The loss of Chinshwehaw is a blow to generals who seized power from Myanmar’s elected government in 2021.
Myanmar’s military government says it has lost control of an important town on the border with China after days of fierce fighting with armed groups.
The loss is a major blow to the generals who seized power from Myanmar’s elected government in February 2021 and have since struggled to contain opposition to their rule.
“Government, administrative organisations and security organisations are no longer present” in Chinshwehaw, government spokesman Zaw Min Tun said on Wednesday.
The town, bordering China’s Yunnan province, is central to the flow of trade from Myanmar to China. More than a quarter of Myanmar’s $1.8bn border trade with China passed through Chinshwehaw from April to September, state media reported in September, citing the Ministry of Commerce.
Fierce fighting
The development follows days of fighting throughout Myanmar’s northern Shan state between the army and a coalition of three ethnic rebel groups known as the Brotherhood Alliance – the Ta’ang National Liberation Army, the Arakan Army and the Myanmar National Democratic Alliance Army (MNDAA).
The groups, which are believed to have 15,000 fighters, have regularly battled with Myanmar’s military over demands for autonomy and resources.
In recent days, they said they have taken over several military posts and key roads linking Myanmar with China. The MNDAA on Monday also released videos that it said showed its members in Chinshwehaw.
Zaw Min Tun confirmed fighting broke out at 10 locations across Shan state in the past week and accused the three armed groups of “blowing up power stations, blowing up bridges, destroying transportation routes”.

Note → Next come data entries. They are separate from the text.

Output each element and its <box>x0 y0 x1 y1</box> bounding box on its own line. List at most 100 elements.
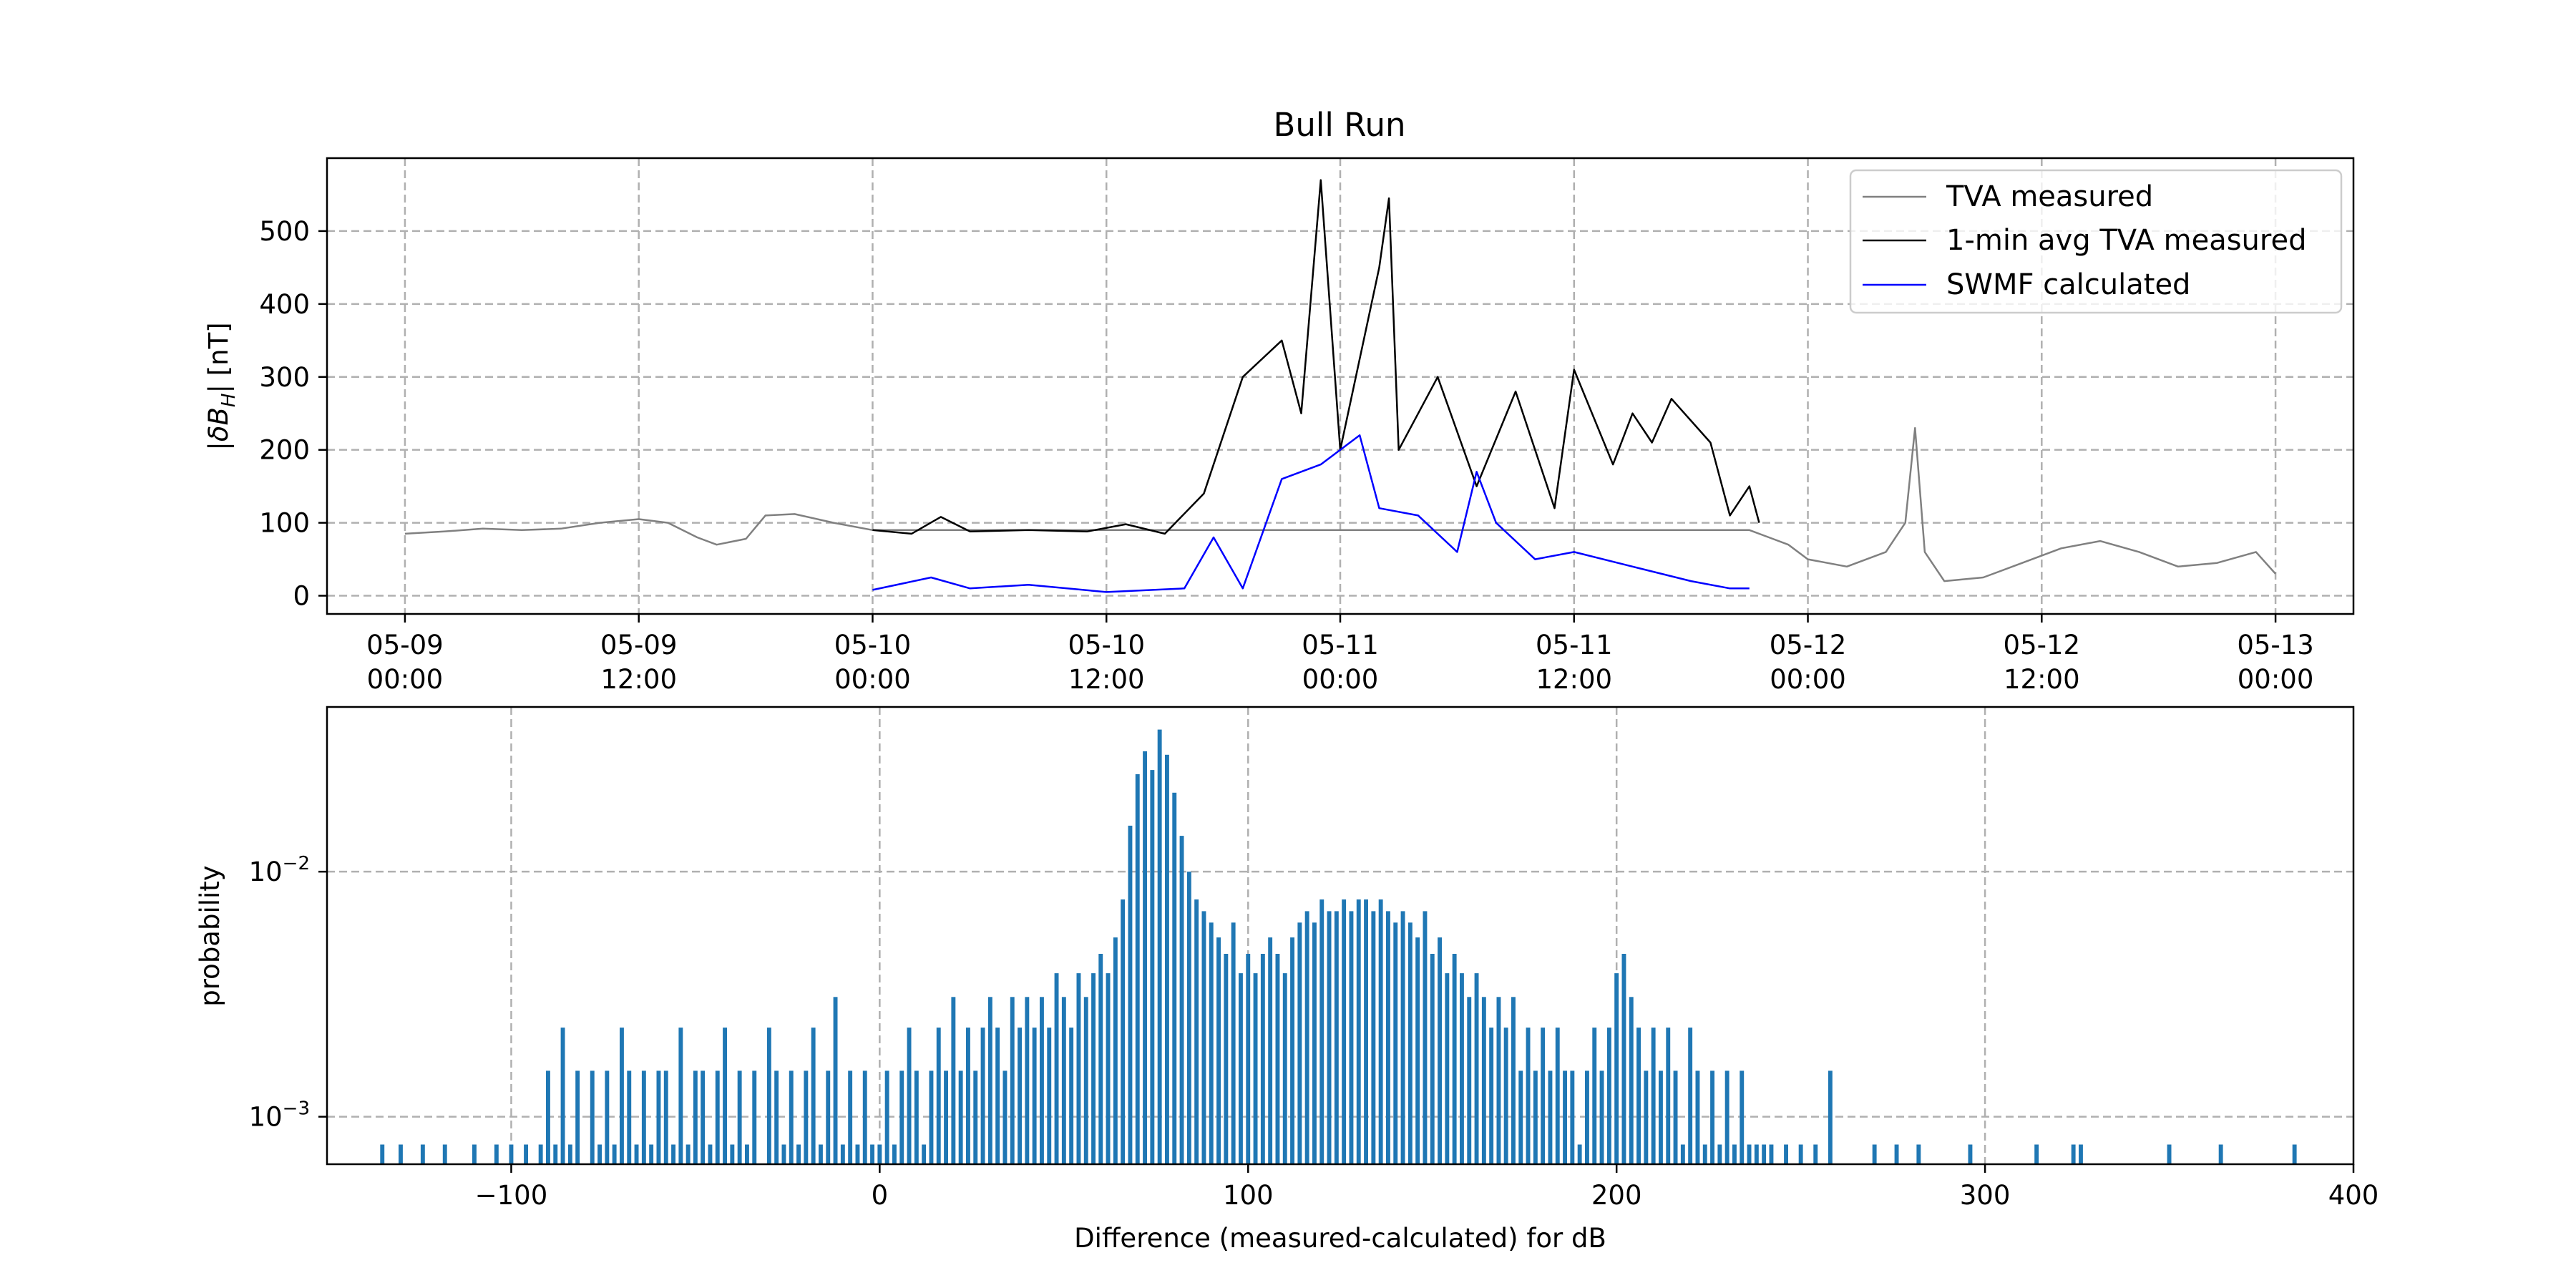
histogram-bar <box>819 1144 823 1164</box>
histogram-bar <box>1239 973 1243 1164</box>
histogram-bar <box>811 1028 816 1164</box>
histogram-bar <box>1400 911 1405 1164</box>
histogram-bar <box>2292 1144 2297 1164</box>
histogram-bar <box>612 1144 617 1164</box>
histogram-bar <box>1157 729 1162 1164</box>
top-y-tick-label: 0 <box>293 581 310 612</box>
histogram-bar <box>1061 997 1066 1164</box>
bottom-y-tick-label: 10−2 <box>249 853 310 887</box>
top-y-tick-label: 100 <box>259 508 310 539</box>
bottom-x-tick-label: 0 <box>872 1180 889 1211</box>
histogram-bar <box>1186 872 1191 1164</box>
histogram-bar <box>442 1144 447 1164</box>
histogram-bar <box>627 1070 632 1164</box>
top-x-tick-label-date: 05-12 <box>1770 630 1847 660</box>
histogram-bar <box>567 1144 572 1164</box>
histogram-bar <box>2167 1144 2172 1164</box>
histogram-bar <box>1762 1144 1767 1164</box>
histogram-bar <box>1194 899 1199 1164</box>
top-y-tick-label: 400 <box>259 289 310 320</box>
histogram-bar <box>1688 1028 1693 1164</box>
histogram-bar <box>671 1144 675 1164</box>
histogram-bar <box>1393 922 1398 1164</box>
histogram-bar <box>715 1070 720 1164</box>
histogram-bar <box>1356 899 1361 1164</box>
legend: TVA measured 1-min avg TVA measured SWMF… <box>1849 169 2343 314</box>
histogram-bar <box>1511 997 1516 1164</box>
histogram-bar <box>1121 899 1126 1164</box>
histogram-bar <box>1481 997 1486 1164</box>
histogram-bars <box>380 729 2297 1164</box>
histogram-bar <box>1349 911 1354 1164</box>
histogram-bar <box>1253 973 1258 1164</box>
histogram-bar <box>1378 899 1383 1164</box>
histogram-bar <box>2079 1144 2083 1164</box>
top-x-tick-label-time: 12:00 <box>1068 664 1145 695</box>
histogram-bar <box>1460 973 1464 1164</box>
histogram-bar <box>678 1028 683 1164</box>
tick-exponent: −3 <box>283 1098 310 1120</box>
legend-label-1min-avg: 1-min avg TVA measured <box>1946 224 2306 257</box>
histogram-bar <box>1098 954 1103 1164</box>
histogram-bar <box>1526 1028 1531 1164</box>
top-x-ticks: 05-09 00:00 05-09 12:00 05-10 00:00 05-10 12:00… <box>366 614 2314 695</box>
histogram-bar <box>944 1070 948 1164</box>
histogram-bar <box>1732 1144 1737 1164</box>
histogram-bar <box>1407 922 1413 1164</box>
histogram-bar <box>1069 1028 1074 1164</box>
histogram-bar <box>509 1144 514 1164</box>
histogram-bar <box>708 1144 713 1164</box>
bottom-x-tick-label: −100 <box>475 1180 548 1211</box>
histogram-bar <box>524 1144 528 1164</box>
histogram-bar <box>1209 922 1214 1164</box>
histogram-bar <box>1224 954 1229 1164</box>
histogram-bar <box>1702 1144 1707 1164</box>
histogram-bar <box>399 1144 403 1164</box>
histogram-bar <box>862 1070 867 1164</box>
histogram-bar <box>656 1070 661 1164</box>
histogram-bar <box>1813 1144 1818 1164</box>
histogram-bar <box>1445 973 1450 1164</box>
histogram-bar <box>1673 1070 1678 1164</box>
histogram-bar <box>1268 937 1273 1164</box>
histogram-bar <box>855 1144 860 1164</box>
histogram-bar <box>892 1144 897 1164</box>
series-1min-avg-tva <box>872 179 1760 535</box>
histogram-bar <box>1047 1028 1052 1164</box>
histogram-bar <box>1629 997 1634 1164</box>
tick-base: 10 <box>249 1102 283 1133</box>
top-x-tick-label-time: 12:00 <box>1536 664 1612 695</box>
top-x-tick-label-time: 12:00 <box>2004 664 2080 695</box>
bottom-x-ticks: −100 0 100 200 300 400 <box>475 1164 2379 1211</box>
histogram-bar <box>1054 973 1059 1164</box>
histogram-bar <box>877 1144 882 1164</box>
histogram-bar <box>1570 1070 1575 1164</box>
histogram-bar <box>2218 1144 2223 1164</box>
top-x-tick-label-date: 05-12 <box>2004 630 2081 660</box>
top-series-group <box>404 179 2277 593</box>
histogram-bar <box>1076 973 1081 1164</box>
histogram-bar <box>1327 911 1332 1164</box>
histogram-bar <box>1260 954 1265 1164</box>
histogram-bar <box>723 1028 727 1164</box>
bottom-x-axis-label: Difference (measured-calculated) for dB <box>1074 1223 1606 1254</box>
histogram-bar <box>1165 754 1169 1164</box>
histogram-bar <box>1555 1028 1560 1164</box>
histogram-bar <box>1489 1028 1494 1164</box>
histogram-bar <box>641 1070 646 1164</box>
histogram-bar <box>884 1070 889 1164</box>
histogram-bar <box>796 1144 801 1164</box>
histogram-bar <box>1695 1070 1700 1164</box>
histogram-bar <box>380 1144 385 1164</box>
histogram-bar <box>1872 1144 1877 1164</box>
top-x-tick-label-date: 05-13 <box>2237 630 2314 660</box>
histogram-bar <box>914 1070 919 1164</box>
histogram-bar <box>1754 1144 1759 1164</box>
histogram-bar <box>1106 973 1111 1164</box>
histogram-bar <box>1621 954 1626 1164</box>
histogram-bar <box>1438 937 1442 1164</box>
histogram-bar <box>840 1144 845 1164</box>
top-y-tick-label: 300 <box>259 362 310 393</box>
histogram-bar <box>1548 1070 1553 1164</box>
histogram-bar <box>1231 922 1236 1164</box>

The rebels said they have killed and wounded dozens of soldiers, but the military government did not provide any casualty figures.
Analysts said both sides likely exaggerate enemy casualties and report lower losses for their own side.
Thousands displaced
A resident of Hsenwi, about 90km (55 miles) west of Chinshwehaw, told the Agence France-Presse news agency on Thursday that they could hear fighting going on outside the town, where thousands of people have sought refuge.
The United Nations said it fears thousands of people have been displaced by the fighting with some fleeing across the border into China, which on Thursday called for an immediate ceasefire.
Beijing “urges all parties to immediately cease fire and stop fighting”, Ministry of Foreign Affairs spokesperson Wang Wenbin said at a regular news briefing, urging the warring parties to resolve their “differences through peaceful means using dialogue and consultation”.
China is a key ally and major weapons supplier to Myanmar’s military government, whose power grab nearly three years ago it has not called a coup.
On February 1, 2021, Myanmar’s army removed the de facto head of the government, Aung San Suu Kyi, and other democratically elected leaders and took power.
The coup plunged Myanmar into crisis after the generals responded to mass protests against their power grab with brutal force, and opponents joined forces with fighters from long-established armed ethnic groups in a bid to restore civilian rule.